This month, Brandon Valorisation looks back on the life of Florence Nightingale, the talented nurse who brought so much to her profession. Florence Nightingale is so famous in her field that International Nurses Day is celebrated on May 12, to mark the anniversary of her birth.
Birth in Italy and calling
Florence Nightingale isborn on May 12, 1820 in Florence, Italy, the city after which she was named. She was the daughter of a wealthy British couple, formed by William Edward Shore (heir to the Nightingale family) and Fanny Smith. After the marriage, the couple traveled through Europe for 2 years before returning to England with their two children.
Florence received a good education from her parents. She already knew French at the age of 9 and at 11 her father teached her Latin, Greek, German, Italian, philosophy and history.
While growing up, she became attentive to the living conditions of the poor and also their health, perhaps carried away by the religious orientation of her family, Unitarianism. Her parents organized and financed medical care around their estate and, in 1837, she worked for 1 month upon patients suffering from the flu during an epidemic. She then had a revelation and wrote in her diary “God spoke to me and called me to His Service”.
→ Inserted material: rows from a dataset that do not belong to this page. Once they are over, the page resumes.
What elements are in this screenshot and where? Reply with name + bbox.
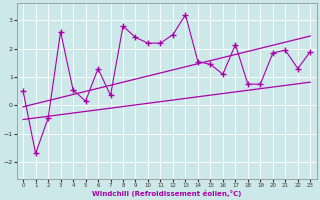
X-axis label: Windchill (Refroidissement éolien,°C): Windchill (Refroidissement éolien,°C): [92, 190, 241, 197]
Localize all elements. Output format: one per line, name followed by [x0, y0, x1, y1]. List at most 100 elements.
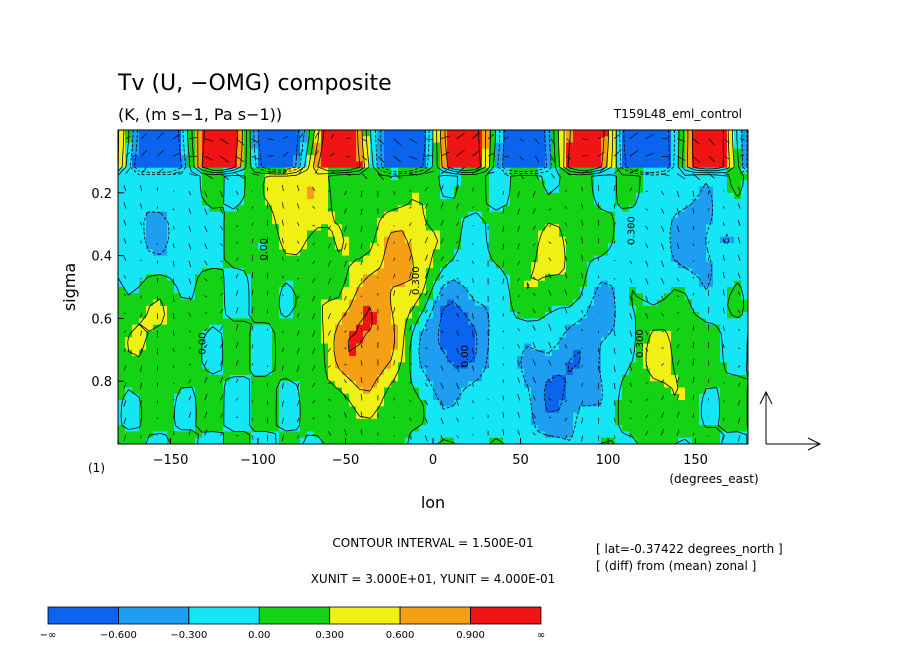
field-cell: [440, 406, 448, 414]
field-cell: [496, 217, 504, 225]
field-cell: [384, 192, 392, 200]
field-cell: [468, 192, 476, 200]
field-cell: [601, 217, 609, 225]
field-cell: [706, 268, 714, 276]
field-cell: [412, 387, 420, 395]
field-cell: [636, 155, 644, 162]
field-cell: [279, 425, 287, 433]
field-cell: [202, 387, 210, 395]
wind-vector: [692, 138, 701, 145]
field-cell: [720, 318, 728, 326]
field-cell: [629, 299, 637, 307]
field-cell: [713, 387, 721, 395]
field-cell: [377, 211, 385, 219]
field-cell: [636, 274, 644, 282]
field-cell: [195, 406, 203, 414]
wind-vector: [645, 330, 649, 336]
field-cell: [685, 349, 693, 357]
field-cell: [321, 161, 329, 169]
field-cell: [664, 393, 672, 401]
field-cell: [349, 255, 357, 263]
field-cell: [188, 268, 196, 276]
field-cell: [496, 186, 504, 194]
field-cell: [279, 186, 287, 194]
field-cell: [146, 406, 154, 414]
field-cell: [363, 230, 371, 238]
field-cell: [174, 368, 182, 376]
field-cell: [433, 268, 441, 276]
wind-vector: [456, 277, 459, 280]
field-cell: [321, 324, 329, 332]
field-cell: [174, 406, 182, 414]
field-cell: [678, 255, 686, 263]
field-cell: [307, 362, 315, 370]
field-cell: [524, 236, 532, 244]
field-cell: [167, 374, 175, 382]
field-cell: [622, 261, 630, 269]
field-cell: [734, 280, 742, 288]
field-cell: [272, 425, 280, 433]
field-cell: [216, 161, 224, 169]
field-cell: [622, 217, 630, 225]
field-cell: [314, 217, 322, 225]
field-cell: [468, 255, 476, 263]
field-cell: [279, 161, 287, 169]
field-cell: [195, 180, 203, 188]
field-cell: [685, 437, 693, 444]
field-cell: [384, 217, 392, 225]
field-cell: [573, 293, 581, 301]
field-cell: [615, 236, 623, 244]
field-cell: [545, 268, 553, 276]
field-cell: [286, 217, 294, 225]
field-cell: [279, 362, 287, 370]
field-cell: [433, 387, 441, 395]
field-cell: [188, 199, 196, 206]
field-cell: [552, 217, 560, 225]
field-cell: [440, 255, 448, 263]
field-cell: [384, 418, 392, 426]
field-cell: [517, 418, 525, 426]
field-cell: [300, 224, 308, 232]
wind-vector: [220, 208, 224, 214]
field-cell: [510, 387, 518, 395]
field-cell: [188, 400, 196, 407]
field-cell: [195, 261, 203, 269]
field-cell: [328, 261, 336, 269]
field-cell: [419, 330, 427, 338]
field-cell: [188, 305, 196, 313]
field-cell: [398, 148, 406, 156]
field-cell: [671, 180, 679, 188]
field-cell: [321, 412, 329, 420]
field-cell: [545, 299, 553, 307]
field-cell: [433, 224, 441, 232]
field-cell: [482, 368, 490, 376]
field-cell: [650, 393, 658, 401]
field-cell: [594, 211, 602, 219]
field-cell: [426, 418, 434, 426]
field-cell: [594, 199, 602, 206]
field-cell: [118, 243, 126, 250]
wind-vector: [123, 202, 127, 209]
wind-vector: [172, 348, 175, 352]
field-cell: [153, 274, 161, 282]
contour-lines: [118, 130, 748, 444]
field-cell: [153, 425, 161, 433]
field-cell: [664, 287, 672, 294]
wind-vector: [440, 294, 444, 297]
field-cell: [524, 425, 532, 433]
field-cell: [237, 217, 245, 225]
field-cell: [594, 337, 602, 345]
wind-vector: [312, 330, 316, 338]
field-cell: [720, 192, 728, 200]
field-cell: [258, 155, 266, 162]
field-cell: [230, 192, 238, 200]
field-cell: [321, 130, 329, 137]
field-cell: [699, 180, 707, 188]
field-cell: [356, 173, 364, 181]
field-cell: [503, 425, 511, 433]
field-cell: [244, 362, 252, 370]
field-cell: [671, 374, 679, 382]
wind-vector: [517, 295, 520, 298]
wind-vector: [251, 138, 260, 144]
field-cell: [209, 287, 217, 294]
Despite the reluctance of her parents, Florence developed an interest in mathematics in 1839 thanks to one of her cousins, and she became a pupil of the mathematician James Joseph Sylvester. But the young woman seemed to find her life mundane until 1844. That year, she met with the American doctor Samuel Gridley Howe, founder of the first schools for the blind in the United States. When she asked him if it would be inappropriate for a woman of high society to become a nurse, he advised her to follow her path.
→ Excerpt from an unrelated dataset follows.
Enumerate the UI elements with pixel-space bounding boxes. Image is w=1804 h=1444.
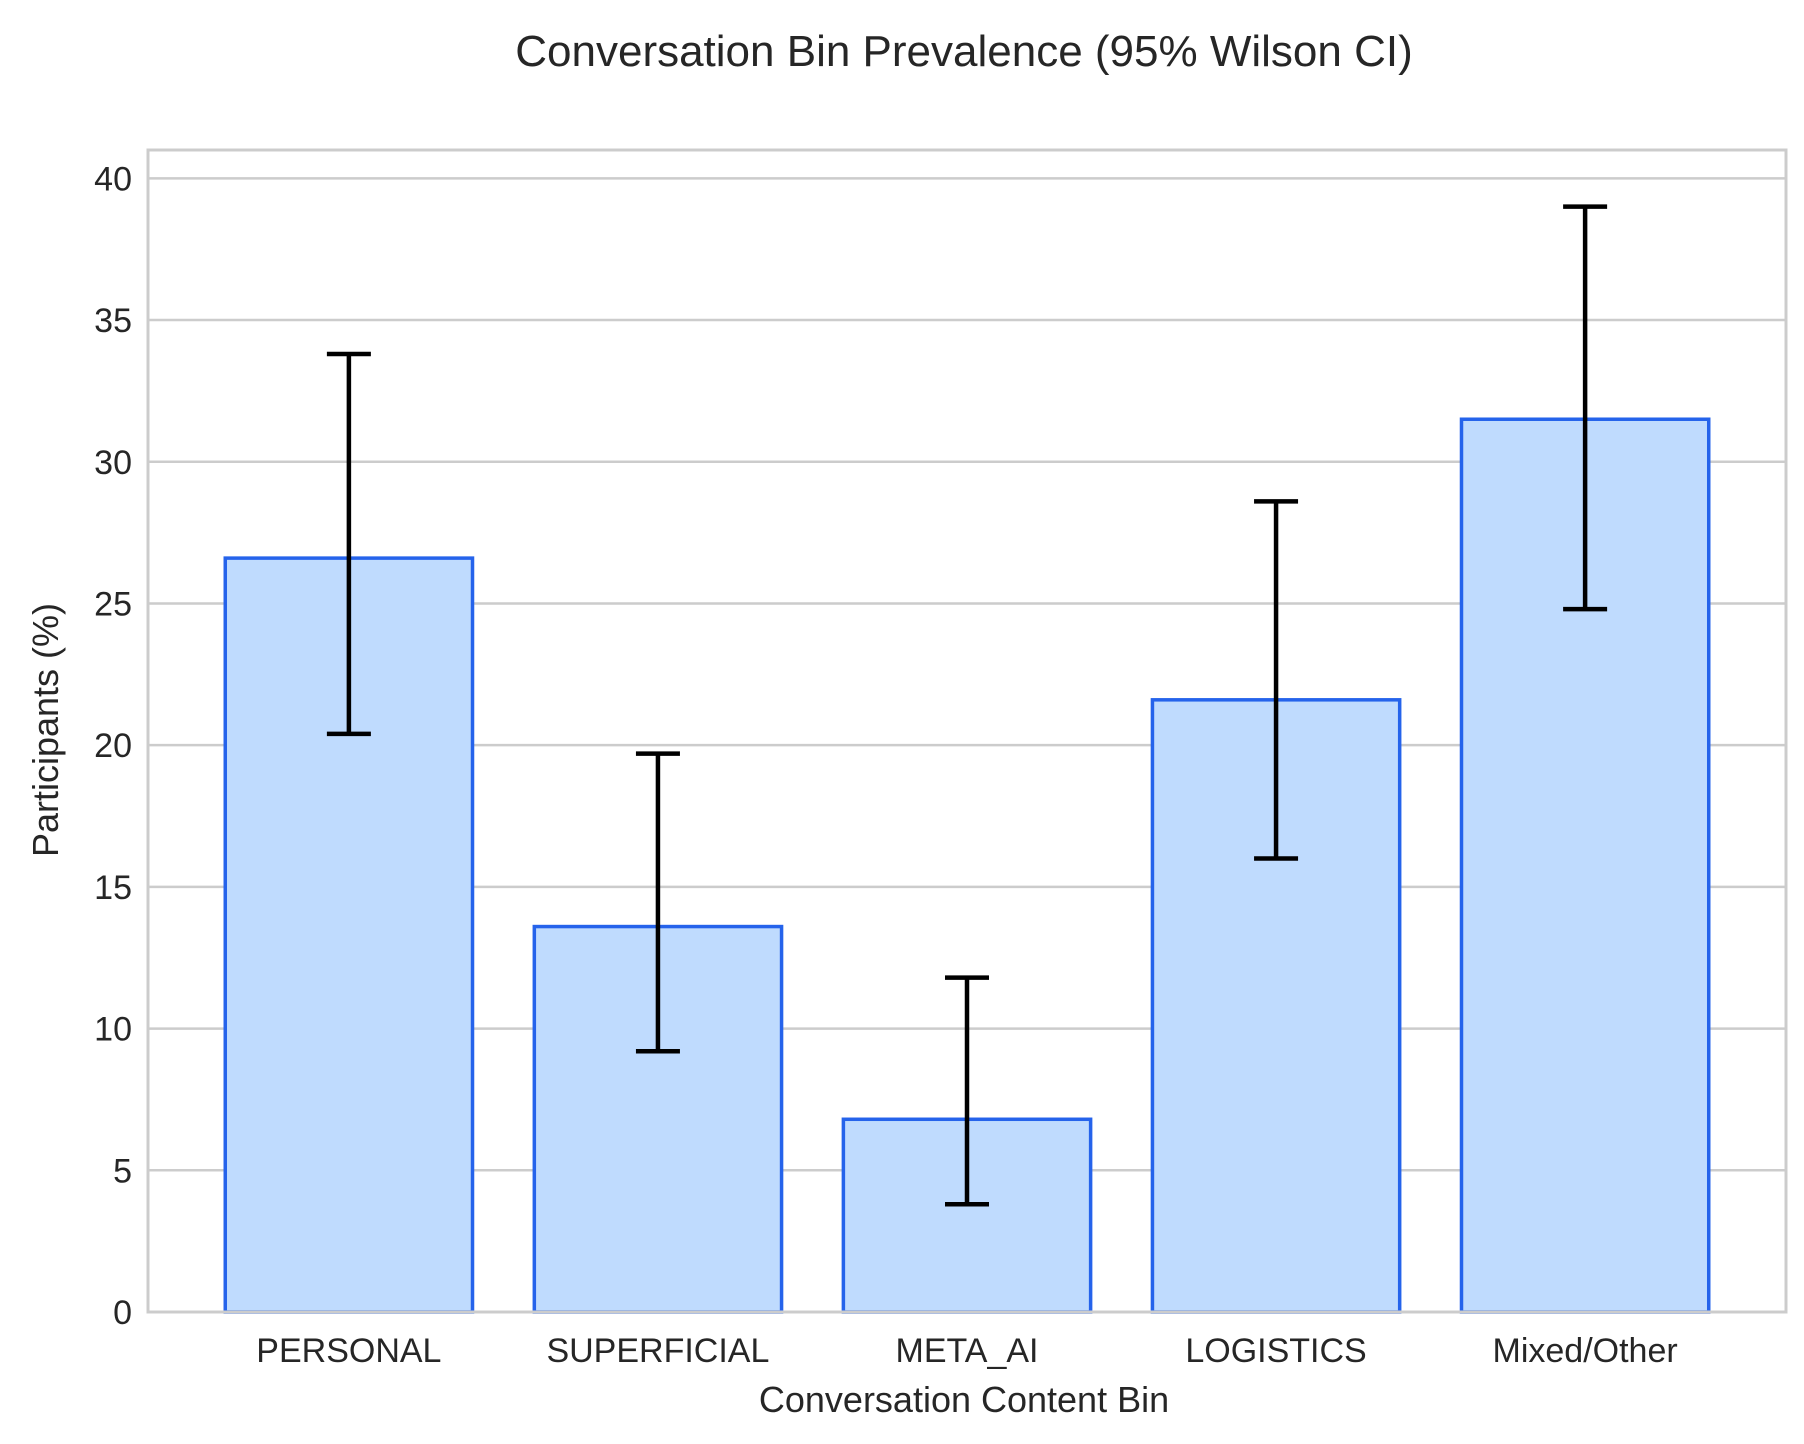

A life to the service of others
She quickly became an activist for the improvement of medical care in health facilities and, at the age of 25, she declared to her parents her desire to become a nurse. At that time, patient care in hospitals was practiced by poor and uneducated women, that’s why her parents refused to let her follow this path. Eventually it was decided that she would travel to Europe with family friends. During this trip she met Theodor Fliedner, in Kaiserswerth, Germany. Fliedner was the leader of a school for nurses run by an order of deaconesses. Florence ended up obtaining permission from her parents to follow a 3-month training course within the establishment, before returning to England and writing her first book “The Institution of Kaiserswerth on the Rhine, for the Practical Training of Deaconesses”. Some time later, she completed her training in Paris before accepting the position of superintendent at the Institute for the Care of Sick Gentlewomen. There, she acquired a good reputation. In parallel, she compiled the statistics which proved that the mortality rate in hospitals was higher than that of the persons ill at home (contraction of diseases, etc.). She then realized that improving the cleanliness of health centres could improve patient safety.
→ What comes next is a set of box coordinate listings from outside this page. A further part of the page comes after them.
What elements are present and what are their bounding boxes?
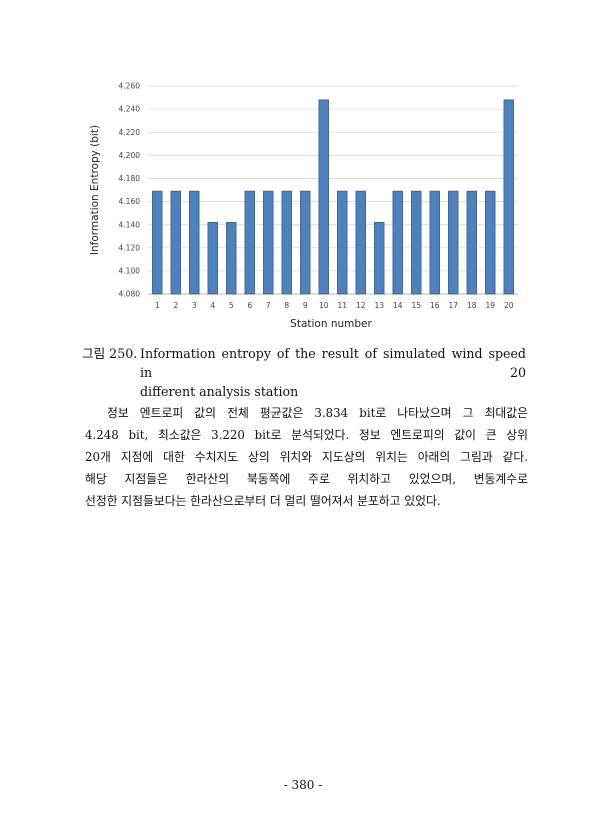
y-tick-label: 4.240 [119, 105, 141, 114]
entropy-bar-chart: 4.080 4.100 4.120 4.140 4.160 4.180 4.200 4.220… [89, 82, 518, 330]
bar-station-1 [152, 190, 163, 295]
paragraph-line: 선정한 지점들보다는 한라산으로부터 더 멀리 떨어져서 분포하고 있었다. [85, 494, 441, 508]
x-axis-title: Station number [290, 318, 372, 330]
y-tick-label: 4.180 [119, 174, 141, 183]
page-number: - 380 - [283, 778, 323, 792]
grid-lines [148, 85, 518, 295]
caption-text-line2: different analysis station [140, 384, 299, 399]
bar-station-3 [189, 190, 200, 295]
bar-station-4 [207, 221, 218, 295]
y-tick-label: 4.200 [119, 151, 141, 160]
x-tick-label: 8 [284, 301, 289, 310]
paragraph-line: 정보 엔트로피 값의 전체 평균값은 3.834 bit로 나타났으며 그 최대… [107, 406, 528, 420]
x-tick-label: 14 [393, 301, 403, 310]
bar-station-14 [392, 190, 403, 295]
bar-station-5 [226, 221, 237, 295]
y-tick-labels: 4.080 4.100 4.120 4.140 4.160 4.180 4.200 4.220… [119, 82, 141, 299]
x-tick-label: 19 [485, 301, 495, 310]
x-tick-label: 15 [411, 301, 421, 310]
y-tick-label: 4.160 [119, 197, 141, 206]
x-tick-label: 6 [247, 301, 252, 310]
y-tick-label: 4.140 [119, 220, 141, 229]
x-tick-label: 3 [192, 301, 197, 310]
x-tick-label: 16 [430, 301, 440, 310]
paragraph-line: 4.248 bit, 최소값은 3.220 bit로 분석되었다. 정보 엔트로… [85, 428, 528, 442]
y-tick-label: 4.100 [119, 266, 141, 275]
y-axis-title: Information Entropy (bit) [89, 125, 101, 255]
bar-station-2 [170, 190, 181, 295]
body-paragraph: 정보 엔트로피 값의 전체 평균값은 3.834 bit로 나타났으며 그 최대… [85, 402, 528, 512]
x-tick-label: 4 [210, 301, 215, 310]
x-tick-label: 20 [504, 301, 514, 310]
caption-label: 그림 250. [82, 346, 138, 361]
x-tick-label: 7 [266, 301, 271, 310]
y-tick-label: 4.120 [119, 243, 141, 252]
bar-station-11 [337, 190, 348, 295]
bar-station-10 [318, 99, 329, 295]
bar-station-15 [411, 190, 422, 295]
x-tick-label: 1 [155, 301, 160, 310]
bars [152, 99, 514, 295]
paragraph-line: 20개 지점에 대한 수치지도 상의 위치와 지도상의 위치는 아래의 그림과 … [85, 450, 528, 464]
x-tick-label: 9 [303, 301, 308, 310]
bar-station-6 [244, 190, 255, 295]
bar-station-20 [503, 99, 514, 295]
x-tick-label: 17 [448, 301, 458, 310]
bar-station-16 [429, 190, 440, 295]
bar-station-19 [485, 190, 496, 295]
paragraph-line: 해당 지점들은 한라산의 북동쪽에 주로 위치하고 있었으며, 변동계수로 [85, 472, 528, 486]
y-tick-label: 4.220 [119, 128, 141, 137]
x-tick-label: 11 [337, 301, 347, 310]
bar-station-18 [466, 190, 477, 295]
bar-station-13 [374, 221, 385, 295]
x-tick-label: 12 [356, 301, 366, 310]
bar-station-17 [448, 190, 459, 295]
bar-station-12 [355, 190, 366, 295]
y-tick-label: 4.260 [119, 82, 141, 91]
x-tick-label: 18 [467, 301, 477, 310]
figure-caption: 그림 250. Information entropy of the result… [82, 344, 528, 401]
y-tick-label: 4.080 [119, 290, 141, 299]
x-tick-labels: 1 2 3 4 5 6 7 8 9 10 11 12 13 14 15 16 17 18 19 20 [155, 301, 514, 310]
bar-station-9 [300, 190, 311, 295]
caption-text-line1: Information entropy of the result of sim… [140, 346, 526, 380]
x-tick-label: 2 [173, 301, 178, 310]
bar-station-7 [263, 190, 274, 295]
x-tick-label: 13 [374, 301, 384, 310]
bar-station-8 [281, 190, 292, 295]
x-tick-label: 5 [229, 301, 234, 310]
x-tick-label: 10 [319, 301, 329, 310]
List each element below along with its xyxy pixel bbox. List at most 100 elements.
In 1854 the Crimean War began, and diseases and epidemics caused more deaths on the English army than the fighting. Deficiencies in the care provided to soldiers were pointed out by the press and in response, Florence Nightingale traveled with 38 other nurses to Turkey. Once they get there, they cleaned the hospital and reorganized care in order to improve hygiene conditions. If this did not have an immediate effect, the death rate ended up decreasing anyway. Florence also earned the esteem of the soldiers by writing letters from them to families, organizing reading rooms, etc.
The gratitude
When she returned from Crimea in 1856, Florence Nightingale received a letter from Queen Victoria expressing her admiration and inviting her. She was then received by the Queen as a heroine. According to the BBC, she was the most famous woman in the kingdom after the Queen herself. Then, Florence participated in the Royal Commission investigating health in the British Army, and wrote a report of more than 1,000 pages on her observations in Turkey, with detailed statistical data. For her contribution, in 1860 she became the first woman to be elected at the “Statistical Society”.
In 1860, she finally realized her dream thanks to many donations made to the Nightingale Fund and created the Nightingale Training School for Nurses, an establishment for the training of health professionals whose one-year course offered both lectures and practical exercices. The trained nurses had then spread their knowledge in all the hospitals of Great Britain and open new schools abroad.
Thanks to her fame, Florence Nightingale had also the opportunity to help the American government in the organization of medical care during the Civil War. Later, she founded, in 1869, the Women’s Medical College with Elisabeth Blackwell.
She later received many rewards: in 1883, the Royal Red Cross was awarded to her by Queen Victoria herself, in 1907 she was the first woman to be decorated with the Order of Merit and in 1908 she received the Honorary Freedom of the City of London.
She died on August 13, 1910 in London, having left her mark on the profession.